Monday, December 6, 2010

RBS Recommends Buying CDS Insurance Against Possible Chinese Debt Default That Will Have Ramifications Across Asia

Well, this is new. RBS, Royal Bank of Scotland has advised its clients to take out protection against the risk of a sovereign default by China. That is as one of its top trade trades for 2011.

Tim Ash, the bank’s emerging markets chief says that "Many see China’s monetary tightening as a pre-emptive tap on the brakes, a warning shot across the proverbial economic bows. We see it as a potentially more malevolent reactive day of reckoning,"

"Inflation is a redistributive mechanism in favour of the few that can protect living standards, against the large majority who cannot. The political leadership cannot, will not, take risks in that regard,"

It warns that the Communist Party will have to puncture the credit bubble before inflation reaches levels that threaten social stability.

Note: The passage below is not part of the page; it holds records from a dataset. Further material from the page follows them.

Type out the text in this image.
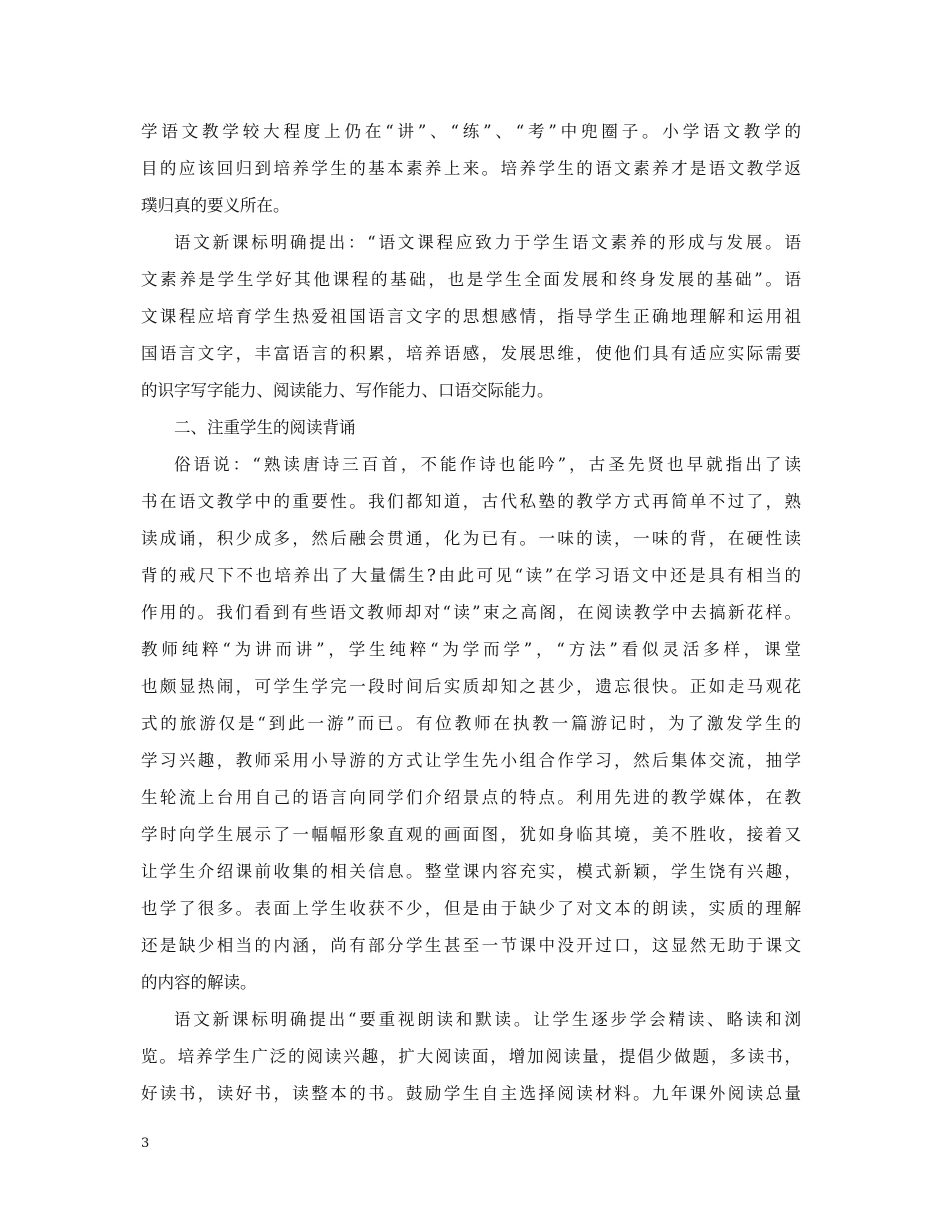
学语文教学较大程度上仍在“讲”、“练”、“考”中兜圈子。小学语文教学的
目的应该回归到培养学生的基本素养上来。培养学生的语文素养才是语文教学返
璞归真的要义所在。
语文新课标明确提出：“语文课程应致力于学生语文素养的形成与发展。语
文素养是学生学好其他课程的基础，也是学生全面发展和终身发展的基础”。语
文课程应培育学生热爱祖国语言文字的思想感情，指导学生正确地理解和运用祖
国语言文字，丰富语言的积累，培养语感，发展思维，使他们具有适应实际需要
的识字写字能力、阅读能力、写作能力、口语交际能力。
二、注重学生的阅读背诵
俗语说：“熟读唐诗三百首，不能作诗也能吟”，古圣先贤也早就指出了读
书在语文教学中的重要性。我们都知道，古代私塾的教学方式再简单不过了，熟
读成诵，积少成多，然后融会贯通，化为已有。一味的读，一味的背，在硬性读
背的戒尺下不也培养出了大量儒生?由此可见“读”在学习语文中还是具有相当的
作用的。我们看到有些语文教师却对“读”束之高阁，在阅读教学中去搞新花样。
教师纯粹“为讲而讲”，学生纯粹“为学而学”，“方法”看似灵活多样，课堂
也颇显热闹，可学生学完一段时间后实质却知之甚少，遗忘很快。正如走马观花
式的旅游仅是“到此一游”而已。有位教师在执教一篇游记时，为了激发学生的
学习兴趣，教师采用小导游的方式让学生先小组合作学习，然后集体交流，抽学
生轮流上台用自己的语言向同学们介绍景点的特点。利用先进的教学媒体，在教
学时向学生展示了一幅幅形象直观的画面图，犹如身临其境，美不胜收，接着又
让学生介绍课前收集的相关信息。整堂课内容充实，模式新颖，学生饶有兴趣，
也学了很多。表面上学生收获不少，但是由于缺少了对文本的朗读，实质的理解
还是缺少相当的内涵，尚有部分学生甚至一节课中没开过口，这显然无助于课文
的内容的解读。
语文新课标明确提出“要重视朗读和默读。让学生逐步学会精读、略读和浏
览。培养学生广泛的阅读兴趣，扩大阅读面，增加阅读量，提倡少做题，多读书，
好读书，读好书，读整本的书。鼓励学生自主选择阅读材料。九年课外阅读总量
3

According to The Telegraph, this in turn may open a can of worms.
"Officially, inflation was 4.4pc in October, and may reach 5pc in November, but it is to hard find anybody in China who believes it is that low. Vegetables have risen 20pc in a month.

RBS recommends credit default swaps on China’s five-year debt. This is not a forecast that China will default. It is insurance against the "fat tail risk" of a hard landing, with ramifications across Asia.

China is trying to keep the game going as if nothing has changed, but cannot do so. It dares not raise rates fast enough to let air out of the bubble because this would expose the bad debts of the banking system. The regime is stymied".


"The sons of Mao insist that they have studied the Japanese debacle closely and will not repeat the error. And I can sell you an ocean-front property in Chengdu."